In reply to by jotti

Copy/paste of full measures seems pretty safe. Also partial measures that don't require re-beaming, like copying just beats 1-2 or beats 3-4. It's copying and pasting sections of music that start and end in the middle of beats that seem most likely to cause problems.

But the workaround you describe is pretty much exactly what I do in the (rare) cases I get myself into some sort of trouble. Except I don't actually create a backup - I just add some extra "scratch" bars at the end of the piece to use for these sorts of operations.

In reply to by Marc Sabatella

Scratch bars might be a good thing. Though one would have to copy and paste the bars there, probably avoiding the corrupted part. Like first parts 1 to 9, then parts 11 to 14, avoiding part 10. Then do the deletion of the corrupt bar, then insert the empty bar, then pasting parts 1 to 14 from the scratch bars. Though the scratch bar area might soon be corrupted itself.
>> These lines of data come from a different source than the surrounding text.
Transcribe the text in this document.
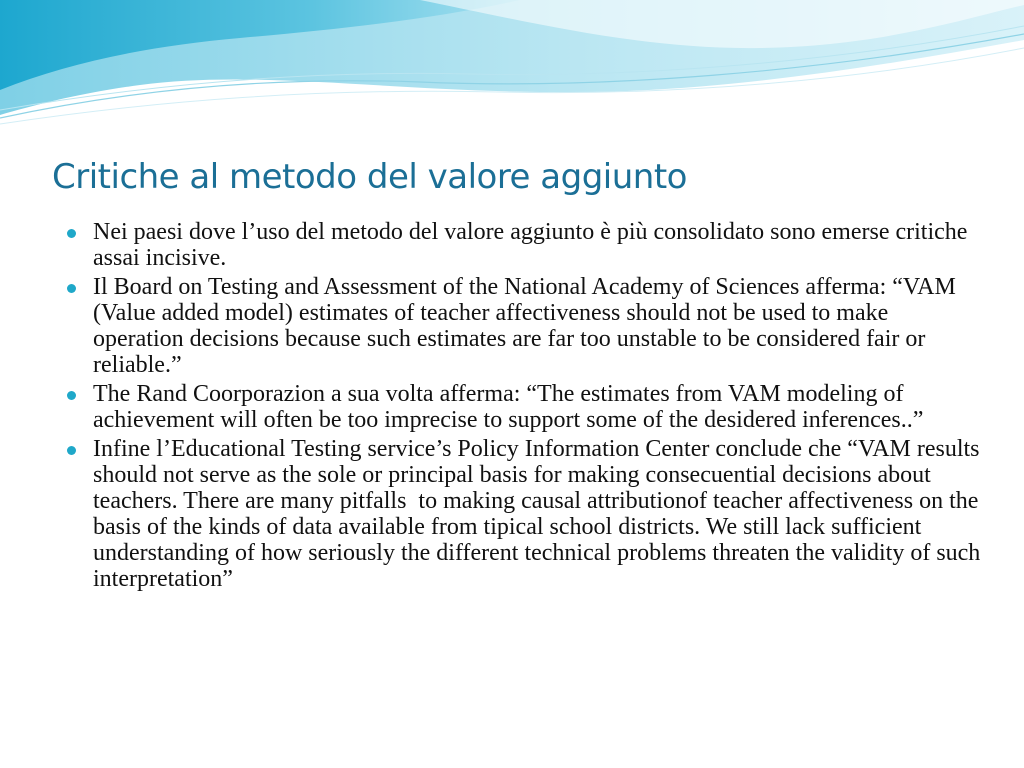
Critiche al metodo del valore aggiunto
Nei paesi dove l’uso del metodo del valore aggiunto è più consolidato sono emerse critiche assai incisive.
Il Board on Testing and Assessment of the National Academy of Sciences afferma: “VAM (Value added model) estimates of teacher affectiveness should not be used to make operation decisions because such estimates are far too unstable to be considered fair or reliable.”
The Rand Coorporazion a sua volta afferma: “The estimates from VAM modeling of achievement will often be too imprecise to support some of the desidered inferences..”
Infine l’Educational Testing service’s Policy Information Center conclude che “VAM results should not serve as the sole or principal basis for making consecuential decisions about teachers. There are many pitfalls  to making causal attributionof teacher affectiveness on the basis of the kinds of data available from tipical school districts. We still lack sufficient understanding of how seriously the different technical problems threaten the validity of such interpretation”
Basic copy/pasting is alright if there's nothing advanced such as a change in key/time signature (with lyrics too) or multiple voices. If there are such things in the score, you may have to do it in sections - avoiding the objects (key/time clefs), although I don't know if it would be any different for sure.

Some of these issues are improved in 2.0 nightly build, but things such as multi-voice copy/pasting is still a problem, as far as I know.
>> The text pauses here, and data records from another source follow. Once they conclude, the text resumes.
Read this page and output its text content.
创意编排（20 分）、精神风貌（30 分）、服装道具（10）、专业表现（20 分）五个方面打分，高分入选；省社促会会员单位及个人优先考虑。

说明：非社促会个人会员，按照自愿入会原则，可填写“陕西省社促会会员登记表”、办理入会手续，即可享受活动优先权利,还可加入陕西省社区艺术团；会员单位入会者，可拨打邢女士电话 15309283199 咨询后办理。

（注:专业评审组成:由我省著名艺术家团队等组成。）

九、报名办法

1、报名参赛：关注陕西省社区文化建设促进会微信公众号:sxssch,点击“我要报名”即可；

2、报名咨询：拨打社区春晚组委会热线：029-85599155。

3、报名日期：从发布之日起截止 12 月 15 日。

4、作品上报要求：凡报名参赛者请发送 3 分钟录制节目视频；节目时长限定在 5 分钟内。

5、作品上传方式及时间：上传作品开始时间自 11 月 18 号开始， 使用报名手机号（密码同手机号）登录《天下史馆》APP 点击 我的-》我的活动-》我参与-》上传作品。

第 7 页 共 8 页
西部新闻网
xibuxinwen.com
But yes, think you can do it the way you suggested :).

In reply to by chen lung

Ok, seems the file can be saved despite one bar getting screwed up. It's all about deleting enough of cancer tissue.
What I did a second ago was I swapped voice 1 and 2 in a damaged bar. The damage was in voice 1. I had nothing in voice 2. So all the damaged stuff went to voice 2, while voice 1 got a nice whole rest. Then I deleted the uneven notes in voice two, which left me with an uneven number of rests there. I think I had 15/16 of rests, missing 1/16. But in voice 2 one can delete all the rests, leaving NOTHING. In voice 1, if you delete everything, it still leaves the rest there, and if the timing is corrupt, the rests don't match with the whole bar. In worst cases you delete the first beat from the next bar. So, swapping the corrupt stuff to voice 2 and then deleting it and deleting the resulting uneven rests seems to get rid of the time corrupted stuff IN ONE SINGLE BAR IN ONE SINGLE PART of your score.